The abandoned building where my car was parked had once been a mill that processed sugar and sorghum cane, Phil explained, but had not been used for decades. The family who owned it had gotten lucky in the oil business and the mill and acres of land around it were forgotten. She and her high school friends would camp out all night at the old mill and see how many fires they could count.

“Fires?”

“They have to burn the gas off the wellheads when they’re pumping oil,” she said. “Some nights we would count twenty or more wellhead fires. If we got brave enough, we’d go ride a pumpjack.”

“A what?”

“You’ve seen those oil well pumps that look like a horse bending up and down to drink water?”

I nodded.

“We’d climb on and ride ’em like horses until that day we saw one of our friends almost get his leg ripped off.”

Running down swamp rabbits. Riding oil-well pumps. My toughest baseball games seemed tame and ordinary.

“Take off your shirt and I’ll wipe the grass off you,” Phil said.

“Right here?”

“I don’t bite. That Louisiana salt grass we were rolling round in can sting.

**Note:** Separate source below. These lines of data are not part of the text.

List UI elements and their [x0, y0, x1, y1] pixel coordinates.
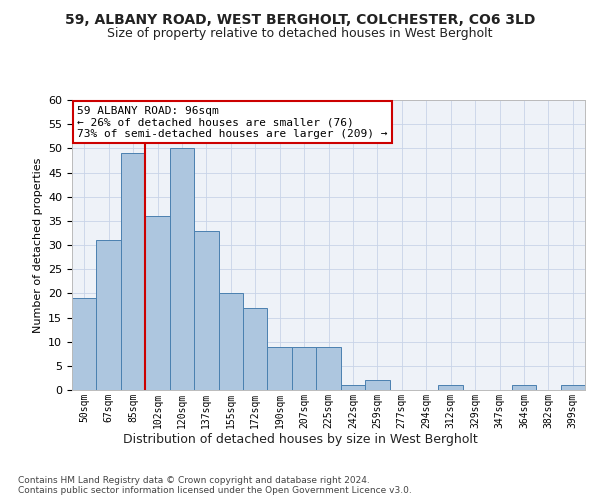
Text: 59 ALBANY ROAD: 96sqm
← 26% of detached houses are smaller (76)
73% of semi-deta: 59 ALBANY ROAD: 96sqm ← 26% of detached …: [77, 106, 388, 139]
Bar: [316, 346, 341, 390]
Bar: [97, 240, 121, 390]
Text: Size of property relative to detached houses in West Bergholt: Size of property relative to detached ho…: [107, 28, 493, 40]
Bar: [439, 385, 463, 390]
Bar: [170, 148, 194, 390]
Bar: [365, 380, 389, 390]
Bar: [121, 153, 145, 390]
Bar: [512, 385, 536, 390]
Bar: [292, 346, 316, 390]
Text: Contains HM Land Registry data © Crown copyright and database right 2024.
Contai: Contains HM Land Registry data © Crown c…: [18, 476, 412, 495]
Bar: [560, 385, 585, 390]
Bar: [145, 216, 170, 390]
Bar: [341, 385, 365, 390]
Bar: [194, 230, 218, 390]
Bar: [72, 298, 97, 390]
Text: 59, ALBANY ROAD, WEST BERGHOLT, COLCHESTER, CO6 3LD: 59, ALBANY ROAD, WEST BERGHOLT, COLCHEST…: [65, 12, 535, 26]
Y-axis label: Number of detached properties: Number of detached properties: [32, 158, 43, 332]
Bar: [218, 294, 243, 390]
Bar: [268, 346, 292, 390]
Text: Distribution of detached houses by size in West Bergholt: Distribution of detached houses by size …: [122, 432, 478, 446]
Bar: [243, 308, 268, 390]
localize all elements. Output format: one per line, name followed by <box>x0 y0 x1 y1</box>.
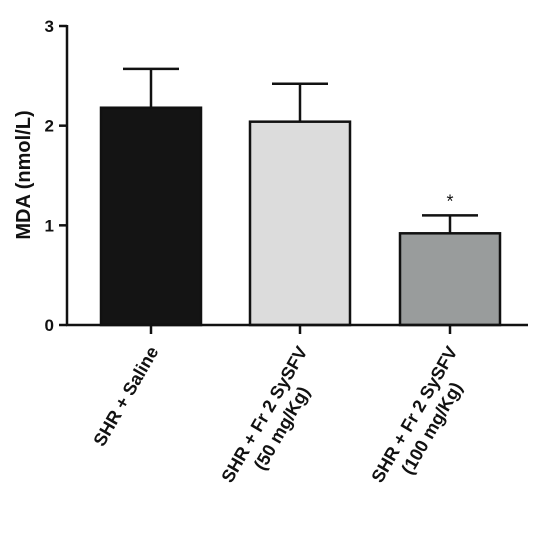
x-tick-label-line: SHR + Saline <box>89 343 162 450</box>
x-axis: SHR + Saline SHR + Fr 2 SySFV(50 mg/Kg) SH… <box>66 323 528 497</box>
y-axis-label: MDA (nmol/L) <box>13 110 35 239</box>
bar <box>248 120 352 327</box>
bar <box>398 232 502 327</box>
bar <box>99 106 203 327</box>
y-axis: 0 1 2 3 <box>45 17 69 335</box>
y-tick-label: 2 <box>45 117 54 136</box>
x-tick-label: SHR + Fr 2 SySFV(100 mg/Kg) <box>367 343 480 497</box>
bars: * <box>99 67 502 327</box>
significance-marker: * <box>446 191 453 211</box>
x-tick-label: SHR + Fr 2 SySFV(50 mg/Kg) <box>217 343 330 497</box>
x-tick-label: SHR + Saline <box>89 343 162 450</box>
y-tick-label: 0 <box>45 316 54 335</box>
y-tick-label: 1 <box>45 216 54 235</box>
y-tick-label: 3 <box>45 17 54 36</box>
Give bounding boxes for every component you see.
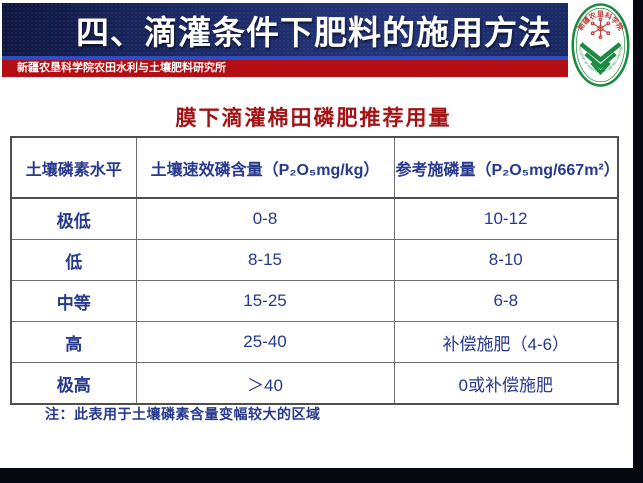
backdrop-bottom-edge — [0, 468, 643, 483]
table-row: 低 8-15 8-10 — [10, 239, 619, 281]
table-cell: 8-15 — [135, 239, 395, 281]
table-cell: 中等 — [10, 280, 137, 322]
table-cell: 8-10 — [393, 239, 619, 281]
table-cell: 0或补偿施肥 — [393, 362, 619, 405]
backdrop-right-edge — [633, 0, 643, 483]
table-header-row: 土壤磷素水平 土壤速效磷含量（P₂O₅mg/kg） 参考施磷量（P₂O₅mg/667… — [10, 137, 619, 199]
slide-title: 四、滴灌条件下肥料的施用方法 — [76, 13, 552, 51]
institution-bar: 新疆农垦科学院农田水利与土壤肥料研究所 — [2, 60, 568, 77]
slide-header-banner: 四、滴灌条件下肥料的施用方法 — [2, 3, 568, 56]
institution-name: 新疆农垦科学院农田水利与土壤肥料研究所 — [17, 62, 226, 74]
table-column-header: 土壤磷素水平 — [10, 137, 137, 199]
table-body: 极低 0-8 10-12 低 8-15 8-10 中等 15-25 6-8 高 25-40 补偿施肥（… — [10, 197, 619, 405]
table-cell: 15-25 — [135, 280, 395, 322]
table-cell: 10-12 — [393, 197, 619, 240]
table-cell: 高 — [10, 321, 137, 363]
recommendation-table: 土壤磷素水平 土壤速效磷含量（P₂O₅mg/kg） 参考施磷量（P₂O₅mg/667… — [10, 136, 619, 405]
table-head: 土壤磷素水平 土壤速效磷含量（P₂O₅mg/kg） 参考施磷量（P₂O₅mg/667… — [10, 137, 619, 199]
academy-emblem-icon: 新疆农垦科学院 XINJIANG ACADEMY OF AGRICULTURAL… — [571, 2, 630, 87]
table-cell: 补偿施肥（4-6） — [393, 321, 619, 363]
table-cell: 低 — [10, 239, 137, 281]
table-row: 极低 0-8 10-12 — [10, 197, 619, 240]
table-cell: 25-40 — [135, 321, 395, 363]
logo-flower-icon — [590, 17, 611, 40]
table-title: 膜下滴灌棉田磷肥推荐用量 — [175, 107, 452, 130]
table-cell: 极低 — [10, 197, 137, 240]
header-accent-strip — [2, 56, 568, 60]
table-cell: 0-8 — [135, 197, 395, 240]
table-row: 极高 ＞40 0或补偿施肥 — [10, 362, 619, 405]
table-cell: 极高 — [10, 362, 137, 405]
table-row: 高 25-40 补偿施肥（4-6） — [10, 321, 619, 363]
logo-plant-icon — [579, 42, 622, 76]
table-cell: 6-8 — [393, 280, 619, 322]
table-row: 中等 15-25 6-8 — [10, 280, 619, 322]
academy-logo: 新疆农垦科学院 XINJIANG ACADEMY OF AGRICULTURAL… — [568, 0, 633, 95]
table-column-header: 土壤速效磷含量（P₂O₅mg/kg） — [135, 137, 395, 199]
table-footnote: 注：此表用于土壤磷素含量变幅较大的区域 — [45, 406, 321, 422]
table-column-header: 参考施磷量（P₂O₅mg/667m²） — [393, 137, 619, 199]
table-cell: ＞40 — [135, 362, 395, 405]
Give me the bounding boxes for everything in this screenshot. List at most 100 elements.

You’ll think you laid down in a bed of fire ants if I don’t wipe you off.”

Phil turned me around several times, brushing me with my cotton polo shirt turned inside out.

“I’m going to step in the mill and take off my shirt,” Phil said. “You best brush that grass out from your waistband if you don’t want to sit in a tub of Momma’s calamine lotion all night.”

Phil tugged at the tail of her plaid shirt inside her shorts and stepped behind what was left of one of the mill’s interior walls. I walked outside and continued to clean the grass out from the waistband of my shorts.

“Oo, ye, yi!” Phil cried. “I can’t get this grass off me and it’s stinging. You need to help me.”

“What should I do?”

“This flannel won’t shake out enough. Is there anything in your car to wipe me off with?”

I ran to the car. My gym bag was at the Moreau’s house and a girl couldn’t be brushed off with an Esso road map. I opened the trunk and removed the urn from Mr. Spiro’s duffel bag. Years of wear and many washings had left the canvas bag soft and pliable.

“Hurry,” Phil said. “It’s stinging some kind of bad.”

I raced to the wall and offered her the cloth bag through a missing plank.

“No, no, Vic,” she said, coming around the wall. “You start wiping my back and I mean every inch.”

Red welts had popped up on her skin. I wiped her back with gentle strokes. Every inch, as ordered. Only one of the three hooks on her bra was fastened. Should I mention this to her? No. I was already in way over my head.

When she pulled down the waistband of her shorts in back for me to brush out the grass, I saw what I first took to be a birthmark but then recognized it as a small tattoo.